4. Je constate encore que s’est posée avec une vigueur renouvellée la question de la particratie. Les lecteurs de ces pages savent que je ne suis pas loin d’être favorable, avec Simone Weil [3], à la dissolution des partis politiques. Je suis favorable à des institutions démocratiques permettant l’expression d’une beaucoup plus grande singularité des élus (et donc d’un pouvoir beaucoup moins grand des exécutifs et des partis). J’abomine l’endogamie qui sévit encore et toujours dans la sélection des élus et, plus généralement, dans le fonctionnement des partis politiques, lesquels servent systématiquement leur intérêt partisan avant l’intérêt général et/ou la lutte des classes [4]. Et j’ai le net sentiment que le vote de lundi a été un vote particratique. Je sais avec certitude que de nombreux élus de la majorité étaient favorables à notre proposition — laquelle, sans consigne de vote, aurait été majoritaire sans discussion. J’ai constaté qu’ils ont voté avec la majorité sur un argumentaire dont je peine sérieusement à recevoir la validité. Je suis aussi convaincu, pour avoir été informé par des personnes à bonne source mais sans disposer de preuves formelles de cela, que le PS liégeois a subi des pressions de la part du PS national, que l’éventuelle candidature liégeoise est très rapidement devenue un enjeu national qui a fait chauffer les téléphones à Bruxelles, Mons ou Namur. Jean-Pierre Hupkens m’assure du contraire et je ne peux, bien qu’extrêmement dubitatif, qu’en rendre compte ici.

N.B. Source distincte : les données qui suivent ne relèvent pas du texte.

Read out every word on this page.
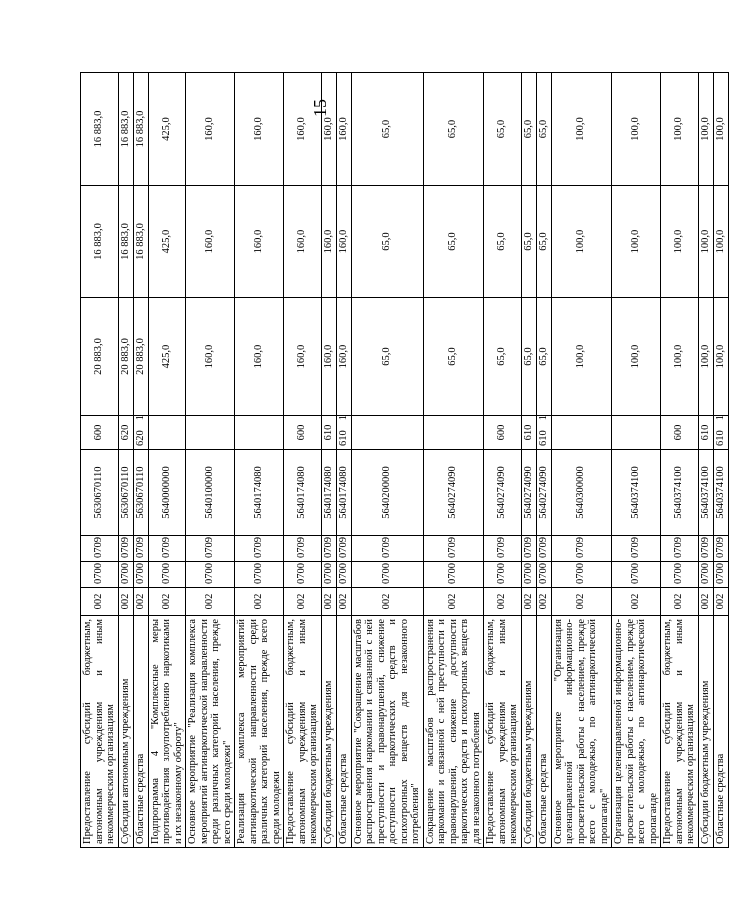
15
Предоставление субсидий бюджетным, автономным учреждениям и иным некоммерческим организациям	002	0700	0709	5630670110	600	20 883,0	16 883,0	16 883,0
Субсидии автономным учреждениям	002	0700	0709	5630670110	620	20 883,0	16 883,0	16 883,0
Областные средства	002	0700	0709	5630670110	6201	20 883,0	16 883,0	16 883,0
Подпрограмма 4 "Комплексные меры противодействия злоупотреблению наркотиками и их незаконному обороту"	002	0700	0709	5640000000		425,0	425,0	425,0
Основное мероприятие "Реализация комплекса мероприятий антинаркотической направленности среди различных категорий населения, прежде всего среди молодежи"	002	0700	0709	5640100000		160,0	160,0	160,0
Реализация комплекса мероприятий антинаркотической направленности среди различных категорий населения, прежде всего среди молодежи	002	0700	0709	5640174080		160,0	160,0	160,0
Предоставление субсидий бюджетным, автономным учреждениям и иным некоммерческим организациям	002	0700	0709	5640174080	600	160,0	160,0	160,0
Субсидии бюджетным учреждениям	002	0700	0709	5640174080	610	160,0	160,0	160,0
Областные средства	002	0700	0709	5640174080	6101	160,0	160,0	160,0
Основное мероприятие "Сокращение масштабов распространения наркомании и связанной с ней преступности и правонарушений, снижение доступности наркотических средств и психотропных веществ для незаконного потребления"	002	0700	0709	5640200000		65,0	65,0	65,0
Сокращение масштабов распространения наркомании и связанной с ней преступности и правонарушений, снижение доступности наркотических средств и психотропных веществ для незаконного потребления	002	0700	0709	5640274090		65,0	65,0	65,0
Предоставление субсидий бюджетным, автономным учреждениям и иным некоммерческим организациям	002	0700	0709	5640274090	600	65,0	65,0	65,0
Субсидии бюджетным учреждениям	002	0700	0709	5640274090	610	65,0	65,0	65,0
Областные средства	002	0700	0709	5640274090	6101	65,0	65,0	65,0
Основное мероприятие "Организация целенаправленной информационно-просветительской работы с населением, прежде всего с молодежью, по антинаркотической пропаганде"	002	0700	0709	5640300000		100,0	100,0	100,0
Организация целенаправленной информационно-просветительской работы с населением, прежде всего с молодежью, по антинаркотической пропаганде	002	0700	0709	5640374100		100,0	100,0	100,0
Предоставление субсидий бюджетным, автономным учреждениям и иным некоммерческим организациям	002	0700	0709	5640374100	600	100,0	100,0	100,0
Субсидии бюджетным учреждениям	002	0700	0709	5640374100	610	100,0	100,0	100,0
Областные средства	002	0700	0709	5640374100	6101	100,0	100,0	100,0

5. Enfin et surtout, j’observe un double paradoxe dès lors qu’on nous a pas mal reproché d’avoir lancé cet appel « tête baissée », « sans réfléchir », plutôt que d’être venu « discuter ». Il est pourtant bien évident que chaque fois qu’on adopte ce comportement (et je l’ai fait un certain nombre de fois), on n’est pas écouté, précisément. Ces derniers mois, à plusieurs reprises, dans le cadre d’autres dossiers sur lesquels je suis actif, j’avais convenu avec le bourgmestre Demeyer de prendre le temps de discuter. Téléphonant pour obtenir les rendez-vous promis, je me suis systématiquement heurté à un imperméable secrétariat. La semaine dernière, la situation avait changé et c’est le bourgmestre qui a appelé pour discuter. Je ne dis pas que ceci est bien ou mal, mais que c’est comme ça que ça fonctionne, en partie par la force des choses (le bourgmestre d’une grande ville n’a matériellement pas le temps de discuter une heure avec chacun de ses concitoyens) et en partie aussi en raison d’une certaine culture du pouvoir qui ne prête aucune attention aux voix discordantes tant qu’elles ne sont pas menaçantes. L’expérience que j’ai du système politique est qu’il ne comprend que le rapport de force. Le dossier de l’autoroute CHB, par exemple, évoqué plus haut, en est un exemple parfait : le déploiement d’un argumentaire extrêmement solide contre la construction de cette autoroute laisse les majorités politiques de marbre (en ce compris MM. Demeyer ou Firket). Qu’on obtienne par contre le soutien de l’Europe sur un point de procédure et les lignes se mettent à bouger... Le second paradoxe est qu’en recourant au rapport de force, on renforce la solidarité grégaire des organisations politiques qui ont naturellement tendance à faire corps dans les situations de tension, c’est-à-dire qu’on renforce la particratie.

On n’a bien sûr pas fini de parler de tout cela...

Notes

[1Sans compter environ 2000 personnes qui n’ont pas réussi à valider leur signature ou les 2300 membres du groupe Facebook, pas entièrement redondants avec les signataires.

[3Dont on lira avec profit la Note sur la suppression générale des partis politiques (Ed. Climats).

[4Puisque l’intérêt général est, nous sommes bien d’accord, une formulation un peu trop pacifiée du problème de la politique.